The "add back" steps are executed only rarely. To see this, observe that the first calculation of each estimated quotient digit qhat is done by dividing the most significant two digits of the current remainder by the most significant digit of the divisor. The steps in the "again" loop amount to refining qhat to be the result of dividing the most significant three digits of the current remainder by the most significant two digits of the divisor (proof omitted; convince yourself of this by trying some examples using b = 10). Note that the divisor is greater than or equal to b/2 (because of normalization) and the dividend is less than or equal to b times the divisor (because each remainder is less than the divisor).

How accurate is the quotient estimated by using only three dividend digits and two divisor digits? Because normalization was done, it can be shown to be quite accurate. To see this somewhat intuitively (not a formal proof), consider estimating u/v in this way for base ten arithmetic. It can be shown that the estimate is always high (or exact). Thus, the worst case occurs if truncation of the divisor to two digits decreases the divisor by as much as possible in the sense of relative error, and truncation of the dividend to three digits increases it by as little as possible (which is 0), and if the dividend is as large as possible. This occurs for the case 49900?/5099?, which we estimate by 499/50 = 9.98. The true result is approximately 499/51 9.7843. The difference of 0.1957 reveals that the estimated quotient digit and the true quotient digit, which are the floor functions of these ratios, will differ by at most 1, and this will occur about 20% of the time (assuming the quotient digits are uniformly distributed). This in turn means that the "add back" steps will be executed about 20% of the time.

Carrying out this (non-rigorous) analysis for a general base b yields the result that the estimated and true quotients differ by at most 2/b. For b = 65536, we again obtain the result that the difference between the estimated and true quotient digits is at most 1, and this occurs with probability 2/65536 0.00003. Thus the "add back" steps are executed for only about 0.003% of the quotient digits.

An example that requires the add back step is, in decimal, 4500/501. A similar example for base 65536 is 0x7FFF 800000000000/0x800000000001.

We will not attempt to estimate the running time of this entire program, but simply note that for large m and n, the execution time is dominated by the multiply/subtract loop. On a good compiler this will compile into about 16 basic RISC instructions, one of which is multiply. The "for j" loop is executed n times, and the multiply/subtract loop m - n + 1 times, giving an execution time for this part of the program of (15 + mul)n(m - n + 1) cycles, where mul is the time to multiply two 16-bit variables. The program also executes m - n + 1 divide instructions and one number of leading zeros instruction.

Signed Multiword Division

We do not give an algorithm specifically for signed multiword division, but merely point out that the unsigned algorithm can be adapted for this purpose as follows:

1. Negate the dividend if it is negative, and similarly for the divisor.

2. Convert the dividend and divisor to unsigned representation.

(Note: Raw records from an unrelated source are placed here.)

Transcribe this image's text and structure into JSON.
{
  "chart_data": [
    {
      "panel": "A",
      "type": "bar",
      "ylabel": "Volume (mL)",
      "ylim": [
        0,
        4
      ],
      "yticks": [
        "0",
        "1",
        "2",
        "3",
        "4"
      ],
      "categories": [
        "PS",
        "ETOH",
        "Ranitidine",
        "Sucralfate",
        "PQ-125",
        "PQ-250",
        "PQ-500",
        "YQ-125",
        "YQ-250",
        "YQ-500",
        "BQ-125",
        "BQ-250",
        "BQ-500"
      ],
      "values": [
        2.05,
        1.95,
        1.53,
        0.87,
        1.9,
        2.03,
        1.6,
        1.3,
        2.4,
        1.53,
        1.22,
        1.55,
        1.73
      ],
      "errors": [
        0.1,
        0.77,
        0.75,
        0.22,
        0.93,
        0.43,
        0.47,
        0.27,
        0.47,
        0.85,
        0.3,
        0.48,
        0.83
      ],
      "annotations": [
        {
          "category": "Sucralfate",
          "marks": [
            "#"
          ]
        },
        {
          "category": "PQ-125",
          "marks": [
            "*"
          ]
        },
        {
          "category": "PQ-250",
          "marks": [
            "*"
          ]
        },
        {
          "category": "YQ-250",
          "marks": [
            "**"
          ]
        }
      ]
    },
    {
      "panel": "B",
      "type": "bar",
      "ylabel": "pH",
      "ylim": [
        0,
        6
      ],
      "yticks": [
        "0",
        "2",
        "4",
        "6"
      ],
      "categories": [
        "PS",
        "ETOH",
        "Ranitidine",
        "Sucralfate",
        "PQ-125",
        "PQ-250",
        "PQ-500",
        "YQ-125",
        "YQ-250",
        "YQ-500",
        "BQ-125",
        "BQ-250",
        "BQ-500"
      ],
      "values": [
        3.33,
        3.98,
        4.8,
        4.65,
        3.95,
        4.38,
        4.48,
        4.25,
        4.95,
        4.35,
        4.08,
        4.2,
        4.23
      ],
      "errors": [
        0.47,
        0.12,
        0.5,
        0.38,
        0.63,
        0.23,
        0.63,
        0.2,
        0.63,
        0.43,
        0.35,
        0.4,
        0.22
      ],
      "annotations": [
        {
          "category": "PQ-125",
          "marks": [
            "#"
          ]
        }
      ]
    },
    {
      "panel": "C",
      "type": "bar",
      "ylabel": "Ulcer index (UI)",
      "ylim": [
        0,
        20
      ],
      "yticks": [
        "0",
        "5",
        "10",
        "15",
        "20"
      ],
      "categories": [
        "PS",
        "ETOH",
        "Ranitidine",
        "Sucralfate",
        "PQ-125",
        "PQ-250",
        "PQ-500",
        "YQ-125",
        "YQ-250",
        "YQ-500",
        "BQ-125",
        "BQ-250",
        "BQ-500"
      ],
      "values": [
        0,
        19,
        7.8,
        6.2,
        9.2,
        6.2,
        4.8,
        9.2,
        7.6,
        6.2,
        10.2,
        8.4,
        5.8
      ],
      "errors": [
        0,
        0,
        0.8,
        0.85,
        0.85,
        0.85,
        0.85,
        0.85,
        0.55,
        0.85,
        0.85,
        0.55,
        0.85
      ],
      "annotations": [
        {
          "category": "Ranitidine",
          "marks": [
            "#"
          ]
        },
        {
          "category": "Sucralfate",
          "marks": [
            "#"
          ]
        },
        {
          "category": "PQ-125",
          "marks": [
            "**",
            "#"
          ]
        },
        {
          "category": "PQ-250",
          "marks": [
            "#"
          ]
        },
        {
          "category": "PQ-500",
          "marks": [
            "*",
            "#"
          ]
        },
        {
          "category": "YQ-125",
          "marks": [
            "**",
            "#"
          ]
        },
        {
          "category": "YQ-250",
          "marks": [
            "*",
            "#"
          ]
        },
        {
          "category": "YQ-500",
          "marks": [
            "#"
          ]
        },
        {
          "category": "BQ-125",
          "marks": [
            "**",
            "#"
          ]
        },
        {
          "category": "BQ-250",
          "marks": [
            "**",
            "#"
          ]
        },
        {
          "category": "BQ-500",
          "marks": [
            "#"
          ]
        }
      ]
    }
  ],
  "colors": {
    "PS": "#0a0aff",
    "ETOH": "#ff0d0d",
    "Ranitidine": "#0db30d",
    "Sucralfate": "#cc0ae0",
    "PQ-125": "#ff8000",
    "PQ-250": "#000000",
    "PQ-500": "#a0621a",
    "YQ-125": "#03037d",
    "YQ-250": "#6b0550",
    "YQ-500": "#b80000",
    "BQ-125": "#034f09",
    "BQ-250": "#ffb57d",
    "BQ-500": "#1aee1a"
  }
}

3. Use the unsigned multiword division algorithm.

4. Convert the quotient and remainder to signed representation.

5. Negate the quotient if the dividend and divisor had opposite signs.

6. Negate the remainder if the dividend was negative.

These steps sometimes require adding or deleting a most significant digit. For example, assume for simplicity that the numbers are represented in base 256 (one byte per digit), and that in the signed representation, the high-order bit of the sequence of digits is the sign bit. This is much like ordinary two's-complement representation. Then, a divisor of 255, which has signed representation 0x00FF, must be shortened in step 2 to 0xFF. Similarly, if the quotient from step 3 begins with a 1-bit, it must be provided with a leading 0-byte for correct representation as a signed quantity.